US 11,948,310 B2
Systems and methods for jointly training a machine-learning-based monocular optical flow, depth, and scene flow estimator
Vitor Guizilini, Santa Clara, CA (US); Rares A. Ambrus, San Francisco, CA (US); Kuan-Hui Lee, San Jose, CA (US); and Adrien David Gaidon, Mountain View, CA (US)
Assigned to Toyota Research Institute, Inc., Los Altos, CA (US)
Filed by Toyota Research Institute, Inc., Los Altos, CA (US)
Filed on Sep. 29, 2021, as Appl. No. 17/489,237.
Claims priority of provisional application 63/195,796, filed on Jun. 2, 2021.
Prior Publication US 2022/0392083 A1, Dec. 8, 2022
Int. Cl. G06K 9/00 (2022.01); G05D 1/00 (2006.01); G06N 3/045 (2023.01); G06N 3/08 (2023.01); G06T 7/246 (2017.01); G06T 7/50 (2017.01); G06T 7/55 (2017.01); G06T 7/73 (2017.01)
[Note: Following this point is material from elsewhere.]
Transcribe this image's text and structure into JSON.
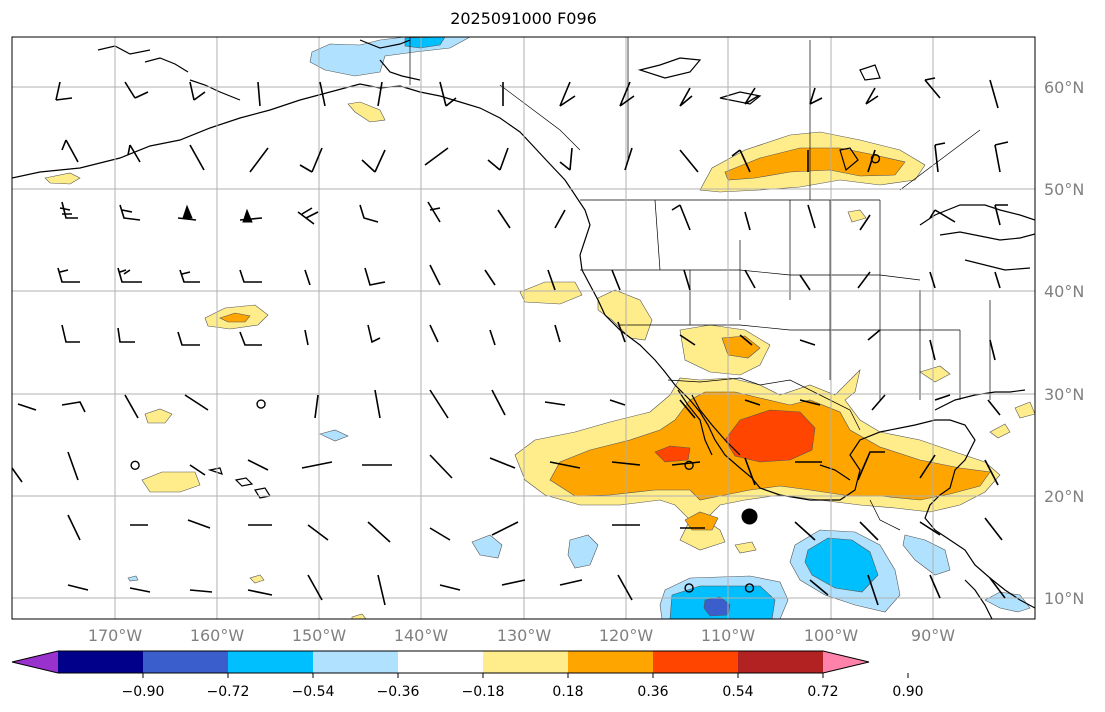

CPC G06T 7/248 (2017.01) [G05D 1/0221 (2013.01); G05D 1/0246 (2013.01); G06N 3/045 (2023.01); G06N 3/08 (2013.01); G06T 7/50 (2017.01); G06T 7/55 (2017.01); G06T 7/73 (2017.01); G06T 2207/10024 (2013.01); G06T 2207/20081 (2013.01); G06T 2207/20084 (2013.01)] 20 Claims
OG exemplary drawing
 
1. A system for jointly training a machine-learning-based monocular optical flow, depth, and scene flow estimator, the system comprising:
one or more processors; and
a memory communicably coupled to the one or more processors and storing:
an optical flow estimation module including instructions that when executed by the one or more processors cause the one or more processors to process a pair of temporally adjacent monocular image frames using a first neural network structure to produce a first optical flow estimate;
a depth and scene flow estimation module including instructions that when executed by the one or more processors cause the one or more processors to:
process the pair of temporally adjacent monocular image frames using a second neural network structure to produce an estimated depth map and an estimated scene flow; and
process the estimated depth map and the estimated scene flow using the second neural network structure to produce a second optical flow estimate; and
a training module including instructions that when executed by the one or more processors cause the one or more processors to impose a consistency loss between the first optical flow estimate and the second optical flow estimate that minimizes a difference between the first optical flow estimate and the second optical flow estimate to improve performance of the first neural network structure in estimating optical flow and the second neural network structure in estimating depth and scene flow.